I was blaming him for being afraid. The uncertainty. All the frustrations. The fear that came after the “yes”. Somehow, it translated into anger and it exploded on him. It was the easy way. Rather than admit I’m scared, I decided he was doing all kinds of made-up things wrong and making my life hard. It was one of those instances that everyone has in a relationship where you realize you should have just openly communicated your fears in a rational way. And what you did do was yell, cry, and accuse your partner of all kinds of horrible domestic crimes. Like leaving dishes in the sink and hating to try new things. It was the weight of the “yes”.
We cancelled our original wedding. We talked seriously about not being together anymore. But then, with the stress and the expectations of the wedding gone, something changed. I changed. After all of my fear-induced fighting was over, I finally could see, could remember just how much I wanted a future with him. And, miraculously, he still wanted a future with me, too. Even when the girl that said “yes” to him had morphed into this other being of doubt and anger, he still loved me. This was how I learned my first, and probably still my most important lesson about marriage…or anyone trying to live their life with another person. Love isn’t easy and I’m not always easy to love. And at this point, my husband deserved a Nobel Prize for dealing with me.

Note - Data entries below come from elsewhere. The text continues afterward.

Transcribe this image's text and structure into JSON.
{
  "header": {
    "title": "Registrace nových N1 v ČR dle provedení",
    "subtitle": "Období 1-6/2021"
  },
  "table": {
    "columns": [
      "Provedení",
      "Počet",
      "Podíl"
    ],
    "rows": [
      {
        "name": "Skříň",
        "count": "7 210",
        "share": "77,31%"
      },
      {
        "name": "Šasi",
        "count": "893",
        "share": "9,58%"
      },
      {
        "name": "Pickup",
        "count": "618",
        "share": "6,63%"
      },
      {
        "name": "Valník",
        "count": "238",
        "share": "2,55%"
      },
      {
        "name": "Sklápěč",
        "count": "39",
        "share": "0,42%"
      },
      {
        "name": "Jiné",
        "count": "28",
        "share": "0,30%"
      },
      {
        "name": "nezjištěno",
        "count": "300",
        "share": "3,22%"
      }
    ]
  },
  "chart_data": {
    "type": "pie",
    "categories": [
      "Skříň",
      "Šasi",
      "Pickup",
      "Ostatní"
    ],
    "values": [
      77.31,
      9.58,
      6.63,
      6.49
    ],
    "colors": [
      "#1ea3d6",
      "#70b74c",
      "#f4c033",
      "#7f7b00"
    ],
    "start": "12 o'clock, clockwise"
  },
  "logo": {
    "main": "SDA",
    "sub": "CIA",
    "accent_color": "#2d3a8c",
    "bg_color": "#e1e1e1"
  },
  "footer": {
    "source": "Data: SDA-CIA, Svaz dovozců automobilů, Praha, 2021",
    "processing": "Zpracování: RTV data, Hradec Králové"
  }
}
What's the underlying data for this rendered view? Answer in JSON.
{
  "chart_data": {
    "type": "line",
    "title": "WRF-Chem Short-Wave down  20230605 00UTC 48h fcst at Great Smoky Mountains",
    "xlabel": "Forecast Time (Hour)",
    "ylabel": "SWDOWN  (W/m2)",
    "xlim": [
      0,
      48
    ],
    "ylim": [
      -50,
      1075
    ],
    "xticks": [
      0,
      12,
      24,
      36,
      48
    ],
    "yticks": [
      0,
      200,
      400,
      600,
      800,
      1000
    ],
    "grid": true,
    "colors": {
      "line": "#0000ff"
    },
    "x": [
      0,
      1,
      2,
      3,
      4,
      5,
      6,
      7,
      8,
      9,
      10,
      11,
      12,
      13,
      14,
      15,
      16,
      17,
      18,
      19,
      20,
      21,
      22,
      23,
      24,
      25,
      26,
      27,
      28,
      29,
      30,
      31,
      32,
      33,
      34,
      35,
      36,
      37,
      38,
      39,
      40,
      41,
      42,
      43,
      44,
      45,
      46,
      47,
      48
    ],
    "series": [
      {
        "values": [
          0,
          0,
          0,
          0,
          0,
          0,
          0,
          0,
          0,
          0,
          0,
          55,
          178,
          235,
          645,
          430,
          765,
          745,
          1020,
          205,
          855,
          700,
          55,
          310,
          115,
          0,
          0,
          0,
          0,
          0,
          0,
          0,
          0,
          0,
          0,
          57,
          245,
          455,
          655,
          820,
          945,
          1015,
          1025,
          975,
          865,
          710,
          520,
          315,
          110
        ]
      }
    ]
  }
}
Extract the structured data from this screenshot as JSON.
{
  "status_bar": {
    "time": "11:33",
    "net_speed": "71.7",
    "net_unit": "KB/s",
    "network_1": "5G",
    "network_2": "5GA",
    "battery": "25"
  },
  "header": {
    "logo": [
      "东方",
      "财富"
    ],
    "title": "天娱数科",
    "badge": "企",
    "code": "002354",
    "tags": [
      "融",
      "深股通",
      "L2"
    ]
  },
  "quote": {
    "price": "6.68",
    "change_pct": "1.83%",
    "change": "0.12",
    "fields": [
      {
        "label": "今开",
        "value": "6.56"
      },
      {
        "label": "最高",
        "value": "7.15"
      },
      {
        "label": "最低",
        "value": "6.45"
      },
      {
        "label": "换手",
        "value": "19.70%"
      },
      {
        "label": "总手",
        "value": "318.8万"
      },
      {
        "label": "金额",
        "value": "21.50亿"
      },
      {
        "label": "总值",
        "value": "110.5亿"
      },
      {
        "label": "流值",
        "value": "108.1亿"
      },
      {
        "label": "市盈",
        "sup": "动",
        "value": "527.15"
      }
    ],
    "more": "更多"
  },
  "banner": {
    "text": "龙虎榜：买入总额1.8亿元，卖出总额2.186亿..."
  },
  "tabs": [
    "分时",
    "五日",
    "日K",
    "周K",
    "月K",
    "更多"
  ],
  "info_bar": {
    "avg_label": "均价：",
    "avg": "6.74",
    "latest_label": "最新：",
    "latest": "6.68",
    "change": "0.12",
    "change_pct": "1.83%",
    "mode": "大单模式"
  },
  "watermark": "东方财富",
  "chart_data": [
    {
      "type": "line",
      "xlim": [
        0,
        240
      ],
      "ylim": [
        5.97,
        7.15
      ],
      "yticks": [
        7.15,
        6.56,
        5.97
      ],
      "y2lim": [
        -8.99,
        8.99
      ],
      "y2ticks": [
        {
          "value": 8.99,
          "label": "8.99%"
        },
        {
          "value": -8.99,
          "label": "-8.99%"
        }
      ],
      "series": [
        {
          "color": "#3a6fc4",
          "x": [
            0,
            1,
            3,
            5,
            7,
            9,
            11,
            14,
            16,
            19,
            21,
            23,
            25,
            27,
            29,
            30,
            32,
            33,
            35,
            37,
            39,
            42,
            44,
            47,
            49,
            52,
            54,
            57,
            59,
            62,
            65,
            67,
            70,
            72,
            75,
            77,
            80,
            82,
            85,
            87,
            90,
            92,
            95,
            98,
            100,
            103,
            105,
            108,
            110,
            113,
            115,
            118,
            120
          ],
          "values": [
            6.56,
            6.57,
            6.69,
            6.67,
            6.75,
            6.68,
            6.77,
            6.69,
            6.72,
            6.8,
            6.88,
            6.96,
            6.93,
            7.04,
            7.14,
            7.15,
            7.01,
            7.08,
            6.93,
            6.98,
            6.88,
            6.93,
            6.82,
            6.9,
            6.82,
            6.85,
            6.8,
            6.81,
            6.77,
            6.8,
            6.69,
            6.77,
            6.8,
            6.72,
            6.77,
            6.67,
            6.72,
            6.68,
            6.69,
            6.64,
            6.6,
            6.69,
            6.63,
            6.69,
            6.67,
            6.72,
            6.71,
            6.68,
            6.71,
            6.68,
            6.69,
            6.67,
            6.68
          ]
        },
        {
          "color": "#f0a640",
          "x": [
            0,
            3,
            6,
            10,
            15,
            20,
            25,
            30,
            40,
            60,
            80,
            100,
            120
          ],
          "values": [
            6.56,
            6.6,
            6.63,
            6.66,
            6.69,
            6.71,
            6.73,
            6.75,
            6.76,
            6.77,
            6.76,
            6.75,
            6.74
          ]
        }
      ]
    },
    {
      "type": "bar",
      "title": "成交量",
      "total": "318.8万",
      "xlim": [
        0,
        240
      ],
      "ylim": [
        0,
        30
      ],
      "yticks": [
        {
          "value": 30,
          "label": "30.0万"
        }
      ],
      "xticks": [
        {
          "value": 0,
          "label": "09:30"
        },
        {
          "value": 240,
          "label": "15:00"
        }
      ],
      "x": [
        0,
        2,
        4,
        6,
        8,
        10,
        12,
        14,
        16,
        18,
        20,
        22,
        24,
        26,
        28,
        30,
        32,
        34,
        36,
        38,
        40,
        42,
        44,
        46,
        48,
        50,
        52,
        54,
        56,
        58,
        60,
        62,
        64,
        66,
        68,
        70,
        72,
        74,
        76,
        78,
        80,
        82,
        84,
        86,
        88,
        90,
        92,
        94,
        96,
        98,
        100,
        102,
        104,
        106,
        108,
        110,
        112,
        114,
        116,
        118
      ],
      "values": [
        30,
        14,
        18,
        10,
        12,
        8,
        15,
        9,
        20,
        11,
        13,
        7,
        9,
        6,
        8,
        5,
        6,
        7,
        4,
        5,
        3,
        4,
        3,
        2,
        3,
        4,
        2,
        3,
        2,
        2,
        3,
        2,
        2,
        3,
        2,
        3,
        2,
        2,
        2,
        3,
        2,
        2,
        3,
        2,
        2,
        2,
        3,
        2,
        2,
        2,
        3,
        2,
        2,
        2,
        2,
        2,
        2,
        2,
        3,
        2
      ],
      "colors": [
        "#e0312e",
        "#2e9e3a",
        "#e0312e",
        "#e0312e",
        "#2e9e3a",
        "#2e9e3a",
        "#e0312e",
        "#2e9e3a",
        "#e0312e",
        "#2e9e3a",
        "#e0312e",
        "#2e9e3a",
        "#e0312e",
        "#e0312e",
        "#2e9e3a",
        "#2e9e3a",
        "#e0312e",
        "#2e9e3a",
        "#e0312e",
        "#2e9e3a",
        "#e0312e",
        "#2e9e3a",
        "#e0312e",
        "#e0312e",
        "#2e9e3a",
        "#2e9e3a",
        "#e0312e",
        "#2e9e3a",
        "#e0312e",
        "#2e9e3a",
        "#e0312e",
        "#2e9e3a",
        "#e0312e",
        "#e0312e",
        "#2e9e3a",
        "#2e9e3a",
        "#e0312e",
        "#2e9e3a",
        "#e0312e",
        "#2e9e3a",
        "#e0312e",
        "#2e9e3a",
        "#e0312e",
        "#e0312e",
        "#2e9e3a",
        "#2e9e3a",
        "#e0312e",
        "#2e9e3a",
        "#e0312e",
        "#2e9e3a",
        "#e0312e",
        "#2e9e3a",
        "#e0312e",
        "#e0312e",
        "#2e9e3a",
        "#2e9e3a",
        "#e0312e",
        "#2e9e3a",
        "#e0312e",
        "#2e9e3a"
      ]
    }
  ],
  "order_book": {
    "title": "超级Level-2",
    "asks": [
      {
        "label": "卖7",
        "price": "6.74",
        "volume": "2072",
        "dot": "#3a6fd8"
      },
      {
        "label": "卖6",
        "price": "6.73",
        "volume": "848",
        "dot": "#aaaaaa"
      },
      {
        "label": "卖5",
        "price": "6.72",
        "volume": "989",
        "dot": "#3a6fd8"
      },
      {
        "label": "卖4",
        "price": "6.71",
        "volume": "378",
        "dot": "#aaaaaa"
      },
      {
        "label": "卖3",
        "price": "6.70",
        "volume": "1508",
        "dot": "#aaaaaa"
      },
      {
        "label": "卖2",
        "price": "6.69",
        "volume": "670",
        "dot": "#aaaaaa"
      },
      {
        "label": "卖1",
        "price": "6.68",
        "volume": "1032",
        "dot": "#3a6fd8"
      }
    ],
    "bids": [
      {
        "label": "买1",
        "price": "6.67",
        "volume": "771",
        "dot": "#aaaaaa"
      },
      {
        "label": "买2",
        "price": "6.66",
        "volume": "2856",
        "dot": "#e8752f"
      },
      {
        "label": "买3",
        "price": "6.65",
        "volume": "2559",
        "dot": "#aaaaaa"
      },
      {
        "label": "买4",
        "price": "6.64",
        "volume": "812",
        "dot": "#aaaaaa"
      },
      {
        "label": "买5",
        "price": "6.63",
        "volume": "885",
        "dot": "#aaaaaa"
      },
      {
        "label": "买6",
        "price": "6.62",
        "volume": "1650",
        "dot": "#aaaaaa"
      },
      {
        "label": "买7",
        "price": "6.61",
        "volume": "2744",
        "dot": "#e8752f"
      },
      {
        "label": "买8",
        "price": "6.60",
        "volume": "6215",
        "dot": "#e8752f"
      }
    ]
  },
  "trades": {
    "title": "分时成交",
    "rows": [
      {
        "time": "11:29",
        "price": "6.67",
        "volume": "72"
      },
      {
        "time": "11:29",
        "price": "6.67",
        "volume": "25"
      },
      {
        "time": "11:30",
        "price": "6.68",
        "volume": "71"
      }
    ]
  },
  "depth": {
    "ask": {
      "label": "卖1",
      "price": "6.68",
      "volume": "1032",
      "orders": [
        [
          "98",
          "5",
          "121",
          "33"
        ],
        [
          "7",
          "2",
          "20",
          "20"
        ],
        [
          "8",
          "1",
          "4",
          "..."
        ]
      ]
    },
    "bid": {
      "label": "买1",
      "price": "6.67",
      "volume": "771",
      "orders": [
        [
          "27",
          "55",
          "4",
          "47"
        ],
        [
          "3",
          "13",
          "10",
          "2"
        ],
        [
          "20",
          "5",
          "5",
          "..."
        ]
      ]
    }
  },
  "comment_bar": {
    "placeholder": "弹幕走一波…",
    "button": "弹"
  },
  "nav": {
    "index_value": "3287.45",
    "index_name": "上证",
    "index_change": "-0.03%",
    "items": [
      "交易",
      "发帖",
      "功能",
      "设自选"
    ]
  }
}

Fourteen months after I sputtered out “yes”, I was standing on the back deck of a rent house overlooking Lake Tahoe. Josh was standing there in a suit. He was smiling. He was crying. I said, “I do”. I wasn’t afraid anymore. There was no more weight. People ask me all the time how I knew. How did I know he was “the one” for me? I may not have known when I said “yes”, but I know now: because he loves me, everything about me, every day. Even when it’s not easy.
So, to all the beautiful women out there waiting to say their very own “yes”, I would say don’t wish for the “yes”. Wish for the future because “yes” is only the beginning.